つまり、米国との関係を命がけで動かそうとするのか、あるいはまったくもって従来の日米基軸論から一歩も出ることなく、所与の前提を前提として身の丈を合わせていこうとするのか、争点はここにあるというべきです。
それゆえに、メディアも識者もひっくるめた大合唱が起きて、米国に少しでも「刃向う」うごきは徹底して排除していくという流れができつつあるのだと感じます。
今回の代表選挙の裏側には「米国」という重大なテーマが、そしてそれと表裏一体をなす中国、朝鮮半島との関係をどう構想しどう動かしていくのかという問題が存在していることを忘れてはならないと思います。
それゆえ、琴線に触れる恐れのある者に対しては激しいまでのバッシングの類が起きているのだと言うべきでしょう。
さてもうひとつ、では「クリーンな政治」についてはどうなのだろうかということになります。
これまた「クリーン」というのは「政治とカネ」の問題だということで没論理的ともいうべき論調が花盛りです。
「政治とカネ」の問題を抱えるダーティーな政治家というレッテルを貼って攻撃と排除の矛先を向けることになるというわけです。
ここでも論理の没論理化が生じるのでした。
もちろんカネをごまかしたり、裏の世界でしか語れないカネを以て何かをしようというのはあってはならないことです。

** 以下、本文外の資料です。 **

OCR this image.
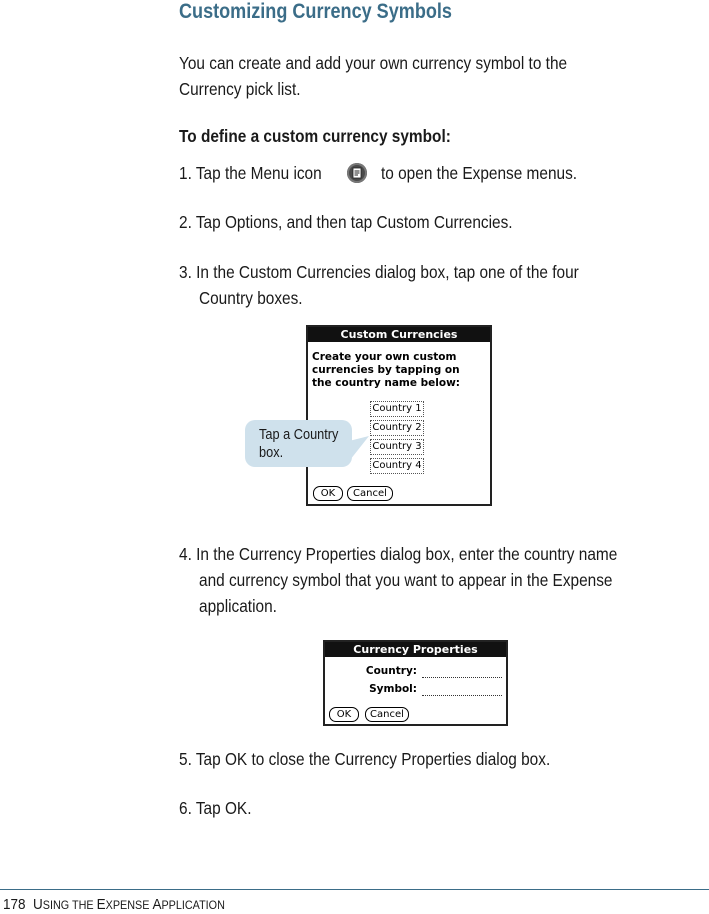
Customizing Currency Symbols
You can create and add your own currency symbol to the
Currency pick list.
To define a custom currency symbol:
1. Tap the Menu icon	to open the Expense menus.
2. Tap Options, and then tap Custom Currencies.
3. In the Custom Currencies dialog box, tap one of the four
Country boxes.
Custom Currencies
Create your own custom
currencies by tapping on
the country name below:
Country 1
Country 2
Country 3
Country 4
OK	Cancel
Tap a Country
box.
4. In the Currency Properties dialog box, enter the country name
and currency symbol that you want to appear in the Expense
application.
Currency Properties
Country:
Symbol:
OK	Cancel
5. Tap OK to close the Currency Properties dialog box.
6. Tap OK.
178 USING THE EXPENSE APPLICATION
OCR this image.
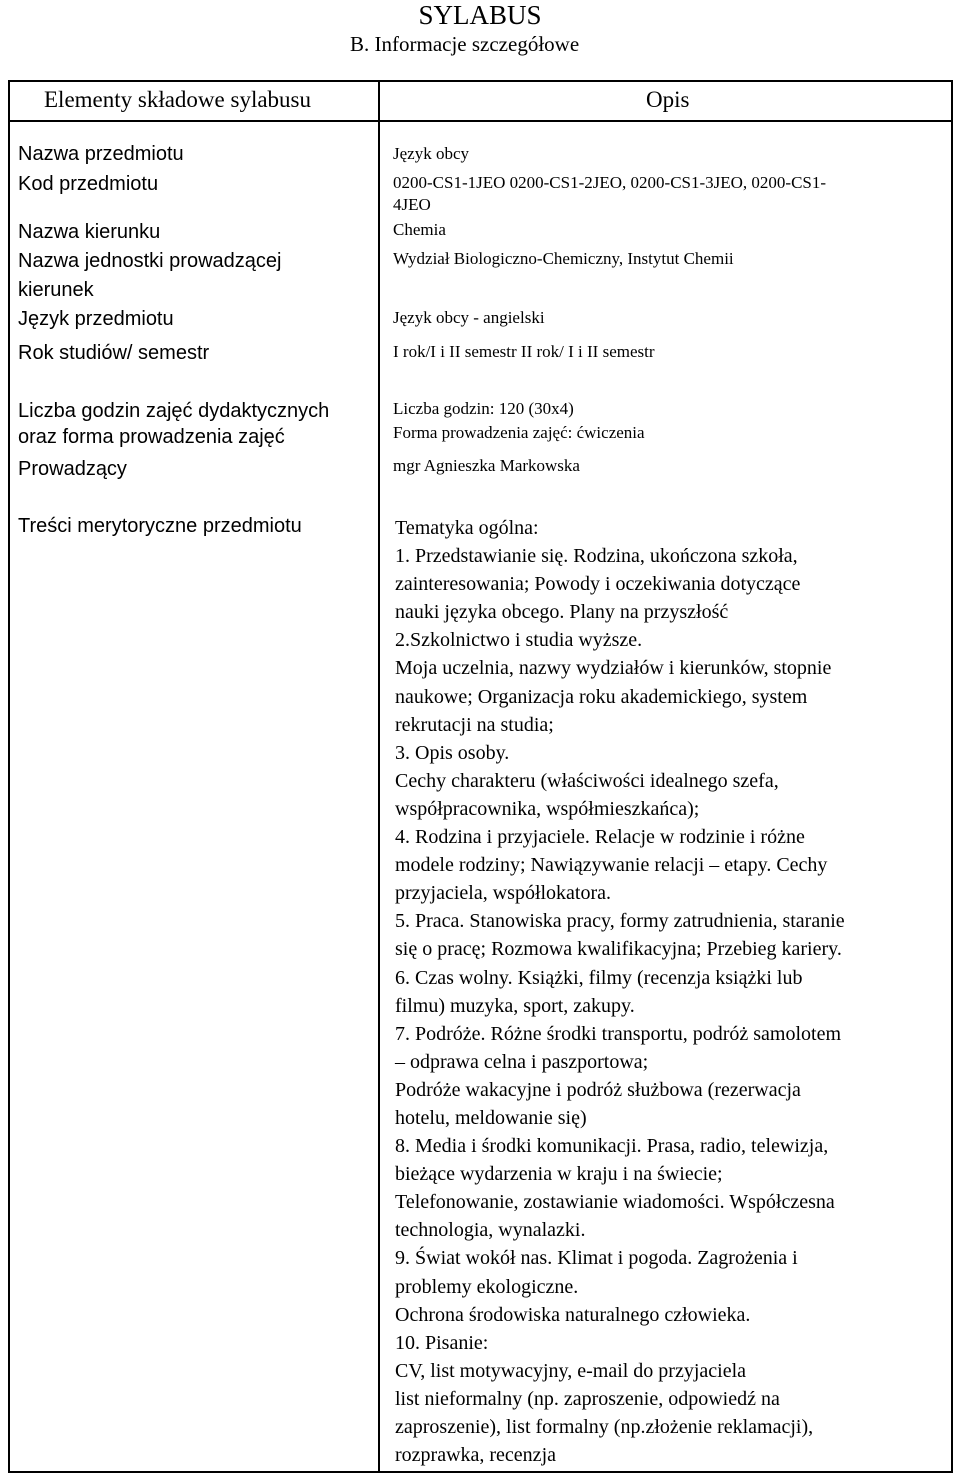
SYLABUS
B. Informacje szczegółowe
Elementy składowe sylabusu	Opis
Nazwa przedmiotu
Kod przedmiotu
Nazwa kierunku
Nazwa jednostki prowadzącej
kierunek
Język przedmiotu
Rok studiów/ semestr
Liczba godzin zajęć dydaktycznych
oraz forma prowadzenia zajęć
Prowadzący
Treści merytoryczne przedmiotu
Język obcy
0200-CS1-1JEO 0200-CS1-2JEO, 0200-CS1-3JEO, 0200-CS1-
4JEO
Chemia
Wydział Biologiczno-Chemiczny, Instytut Chemii
Język obcy - angielski
I rok/I i II semestr II rok/ I i II semestr
Liczba godzin: 120 (30x4)
Forma prowadzenia zajęć: ćwiczenia
mgr Agnieszka Markowska
Tematyka ogólna:
1. Przedstawianie się. Rodzina, ukończona szkoła,
zainteresowania; Powody i oczekiwania dotyczące
nauki języka obcego. Plany na przyszłość
2.Szkolnictwo i studia wyższe.
Moja uczelnia, nazwy wydziałów i kierunków, stopnie
naukowe; Organizacja roku akademickiego, system
rekrutacji na studia;
3. Opis osoby.
Cechy charakteru (właściwości idealnego szefa,
współpracownika, współmieszkańca);
4. Rodzina i przyjaciele. Relacje w rodzinie i różne
modele rodziny; Nawiązywanie relacji – etapy. Cechy
przyjaciela, współlokatora.
5. Praca. Stanowiska pracy, formy zatrudnienia, staranie
się o pracę; Rozmowa kwalifikacyjna; Przebieg kariery.
6. Czas wolny. Książki, filmy (recenzja książki lub
filmu) muzyka, sport, zakupy.
7. Podróże. Różne środki transportu, podróż samolotem
– odprawa celna i paszportowa;
Podróże wakacyjne i podróż służbowa (rezerwacja
hotelu, meldowanie się)
8. Media i środki komunikacji. Prasa, radio, telewizja,
bieżące wydarzenia w kraju i na świecie;
Telefonowanie, zostawianie wiadomości. Współczesna
technologia, wynalazki.
9. Świat wokół nas. Klimat i pogoda. Zagrożenia i
problemy ekologiczne.
Ochrona środowiska naturalnego człowieka.
10. Pisanie:
CV, list motywacyjny, e-mail do przyjaciela
list nieformalny (np. zaproszenie, odpowiedź na
zaproszenie), list formalny (np.złożenie reklamacji),
rozprawka, recenzja
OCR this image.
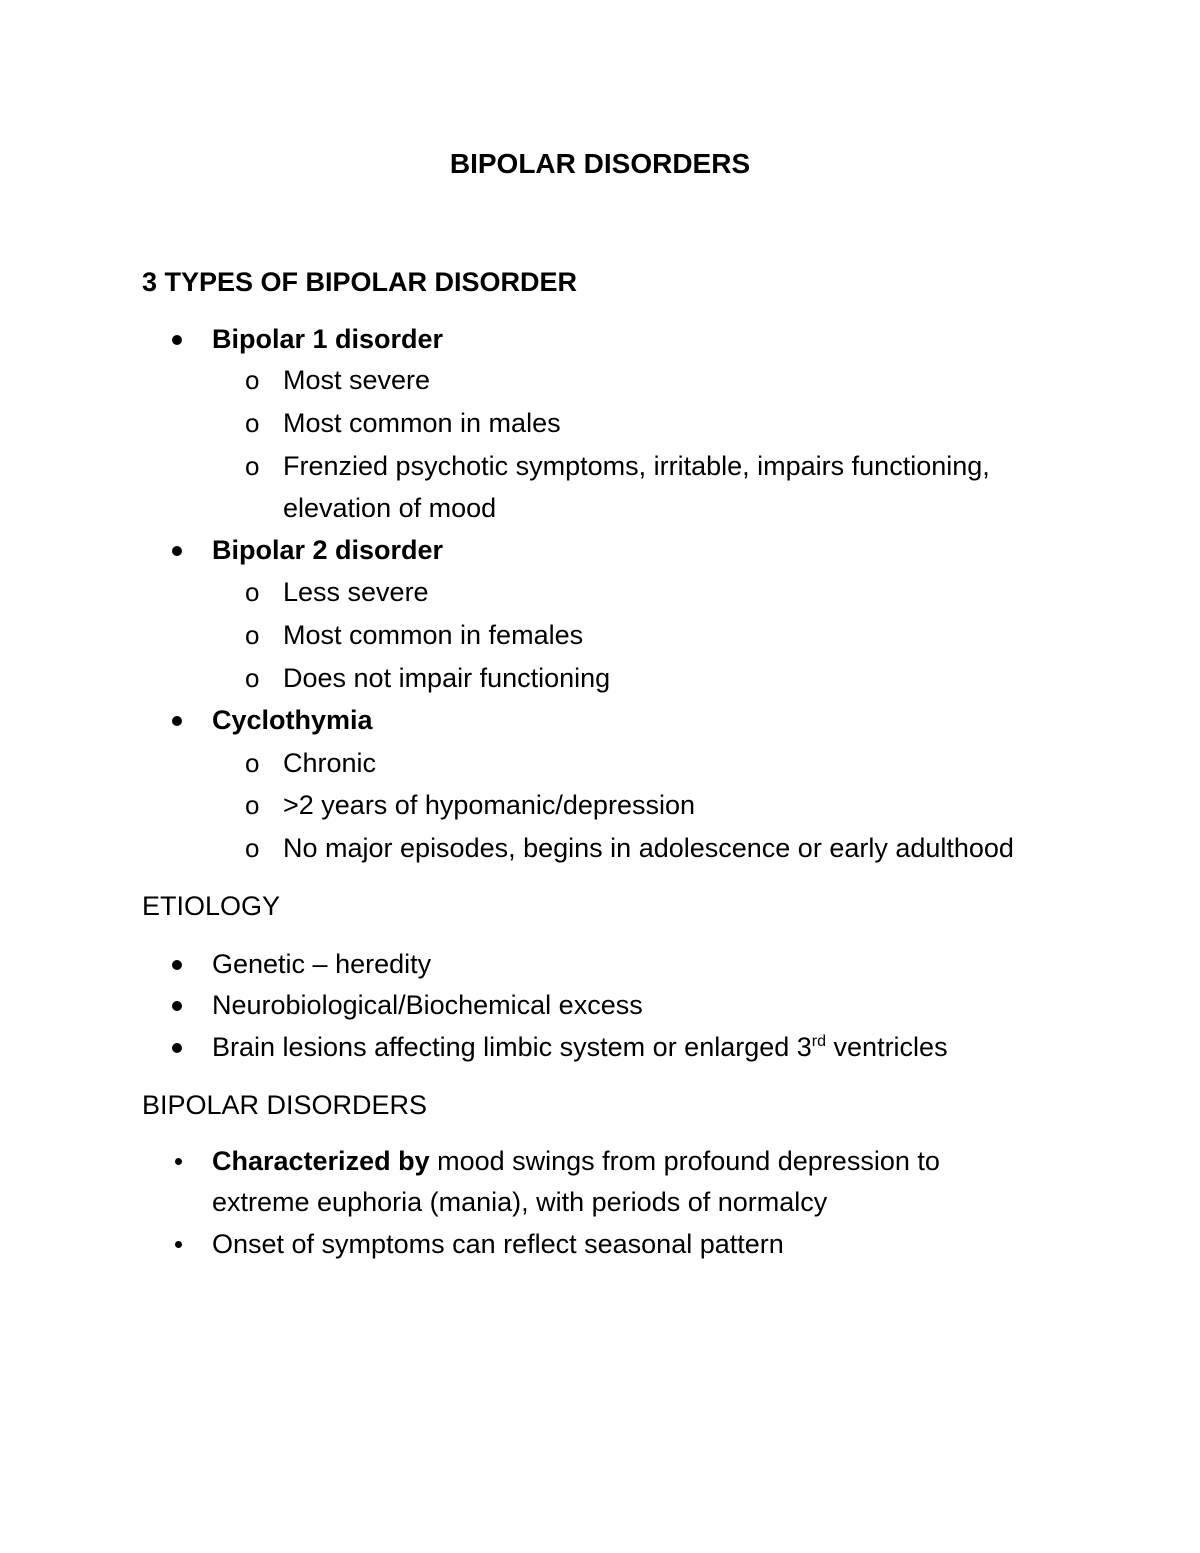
BIPOLAR DISORDERS
3 TYPES OF BIPOLAR DISORDER
Bipolar 1 disorder
o Most severe
o Most common in males
o Frenzied psychotic symptoms, irritable, impairs functioning,
elevation of mood
Bipolar 2 disorder
o Less severe
o Most common in females
o Does not impair functioning
Cyclothymia
o Chronic
o >2 years of hypomanic/depression
o No major episodes, begins in adolescence or early adulthood
ETIOLOGY
Genetic – heredity
Neurobiological/Biochemical excess
Brain lesions affecting limbic system or enlarged 3rd ventricles
BIPOLAR DISORDERS
Characterized by mood swings from profound depression to
extreme euphoria (mania), with periods of normalcy
Onset of symptoms can reflect seasonal pattern
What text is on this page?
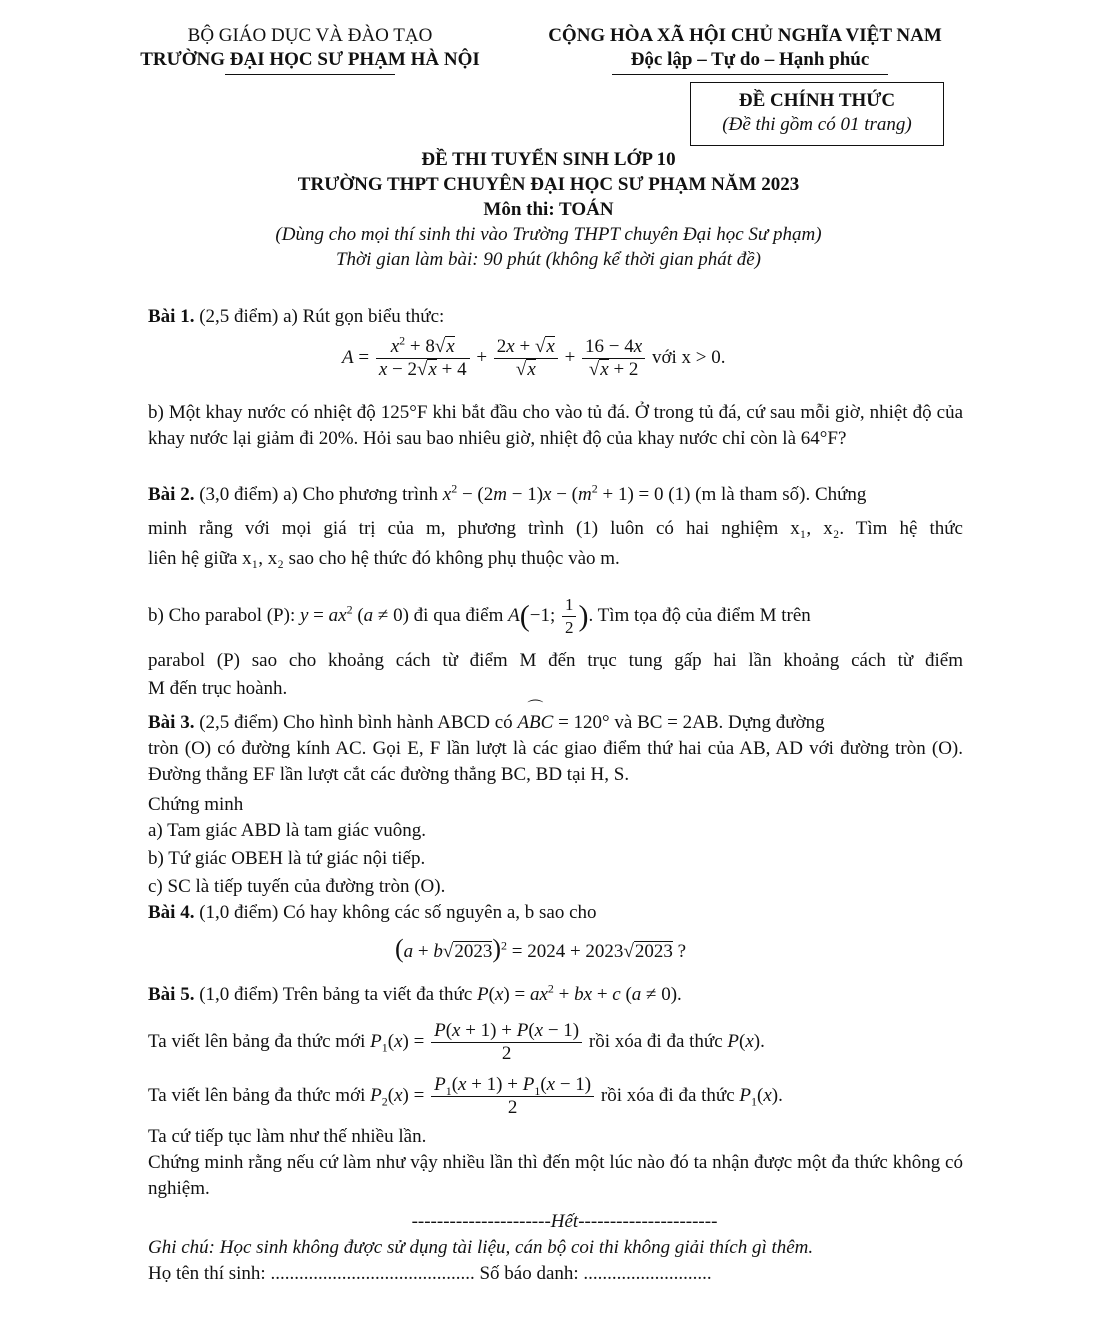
BỘ GIÁO DỤC VÀ ĐÀO TẠO
TRƯỜNG ĐẠI HỌC SƯ PHẠM HÀ NỘI
CỘNG HÒA XÃ HỘI CHỦ NGHĨA VIỆT NAM
Độc lập – Tự do – Hạnh phúc
ĐỀ CHÍNH THỨC
(Đề thi gồm có 01 trang)
ĐỀ THI TUYỂN SINH LỚP 10
TRƯỜNG THPT CHUYÊN ĐẠI HỌC SƯ PHẠM NĂM 2023
Môn thi: TOÁN
(Dùng cho mọi thí sinh thi vào Trường THPT chuyên Đại học Sư phạm)
Thời gian làm bài: 90 phút (không kể thời gian phát đề)
Bài 1. (2,5 điểm) a) Rút gọn biểu thức:
$A = \frac{x^2 + 8√x}{x - 2√x + 4} + \frac{2x + √x}{√x} + \frac{16 - 4x}{√x + 2}$ với x > 0.
b) Một khay nước có nhiệt độ 125°F khi bắt đầu cho vào tủ đá. Ở trong tủ đá, cứ sau mỗi giờ, nhiệt độ của khay nước lại giảm đi 20%. Hỏi sau bao nhiêu giờ, nhiệt độ của khay nước chỉ còn là 64°F?
Bài 2. (3,0 điểm) a) Cho phương trình $x^2 - (2m - 1)x - (m^2 + 1) = 0$ (1) (m là tham số). Chứng
minh rằng với mọi giá trị của m, phương trình (1) luôn có hai nghiệm x₁, x₂. Tìm hệ thức
liên hệ giữa x₁, x₂ sao cho hệ thức đó không phụ thuộc vào m.
b) Cho parabol (P): $y = ax^2$ (a ≠ 0) đi qua điểm A(−1; $\frac{1}{2}$ ). Tìm tọa độ của điểm M trên
parabol (P) sao cho khoảng cách từ điểm M đến trục tung gấp hai lần khoảng cách từ điểm
M đến trục hoành.
Bài 3. (2,5 điểm) Cho hình bình hành ABCD có ABC
⌒
= 120° và BC = 2AB. Dựng đường
tròn (O) có đường kính AC. Gọi E, F lần lượt là các giao điểm thứ hai của AB, AD với đường tròn (O). Đường thẳng EF lần lượt cắt các đường thẳng BC, BD tại H, S.
Chứng minh
a) Tam giác ABD là tam giác vuông.
b) Tứ giác OBEH là tứ giác nội tiếp.
c) SC là tiếp tuyến của đường tròn (O).
Bài 4. (1,0 điểm) Có hay không các số nguyên a, b sao cho
$(a + b√2023)^2 = 2024 + 2023√2023$ ?
Bài 5. (1,0 điểm) Trên bảng ta viết đa thức $P(x) = ax^2$ + bx + c (a ≠ 0).
Ta viết lên bảng đa thức mới $P_1(x) = \frac{P(x + 1) + P(x - 1)}{2}$ rồi xóa đi đa thức P(x).
Ta viết lên bảng đa thức mới $P_2(x) = \frac{P_1(x + 1) + P_1(x - 1)}{2}$ rồi xóa đi đa thức $P_1(x)$.
Ta cứ tiếp tục làm như thế nhiều lần.
Chứng minh rằng nếu cứ làm như vậy nhiều lần thì đến một lúc nào đó ta nhận được một đa thức không có nghiệm.
----------------------Hết----------------------
Ghi chú: Học sinh không được sử dụng tài liệu, cán bộ coi thi không giải thích gì thêm.
Họ tên thí sinh: ........................................... Số báo danh: ...........................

しかしでは、言うことと実際にすることが違っている、もっと端的に言えば、人を謀(たばかる)ばかりの政治を行って恥じることのない政治家はクリーンというのでしょうか。
たとえば、流行語、あるいはブームとなった感のある「仕分け」、さてその内実はいかなるものであったのか、メディアでもてはやされたのとは裏腹に、従来の官僚支配の枠組みから一歩も踏み出すことなく、本来切り込むべきところは残し従来の構造を温存するとともに、白日の下に曝すべき情報公開にも踏み切れないという、虚構性に彩られた政治をクリーンな政治というのでしょうか。
政治家も識者もメディアも、真摯に、本当のことを語らなければならないと言うべきです。
さて、メディアによれば、「クリーン」な政治家を大いに支持する市民、有権者に背を押された政治家が選ぶことになるという次の首相は誰になるのでしょうか。
その政治家が官僚機構に切り込むことができない程度ならまだしも?戦後65年を経てなおかつ従来の日米同盟を基軸とする枠組みからこれまた一歩も出ることなく唯々諾々と米国の足下で政治にいそしむことを是とするのならば、その不幸がもたらす未来に誰が責任を持つのでしょうか。
率直に言って暗澹たる思いに駆られます。
今回の民主党代表選挙の本質は米国との関係そしてアジア、とりわけ中国、朝鮮半島を中心とする北東アジアの未来の姿を我々自身の手で描くことができるのかどうかをめぐって争われているのだという、もう一つの認識が求められているのだと痛切に感じます。
あと十二時間後にはそのことへの「答え」が出るのだと思うと、まさに浮ついた選挙の「お祭り気分」ではなく、重く、厳粛な目で見据える必要があると痛切に思います。
福沢諭吉の「脱亜論」から125年、「脱亜入欧」の「欧」を米国に置き換えて65年。
アジアのなかの日本として、アジアで生きる日本として、とりわけ中国、朝鮮半島の人々と真の信頼関係を築き、この地域の平和と発展のために、いまどのような選択をしていくのか、それこそが問われる民主党代表選挙だということも忘れてはならないと考えます。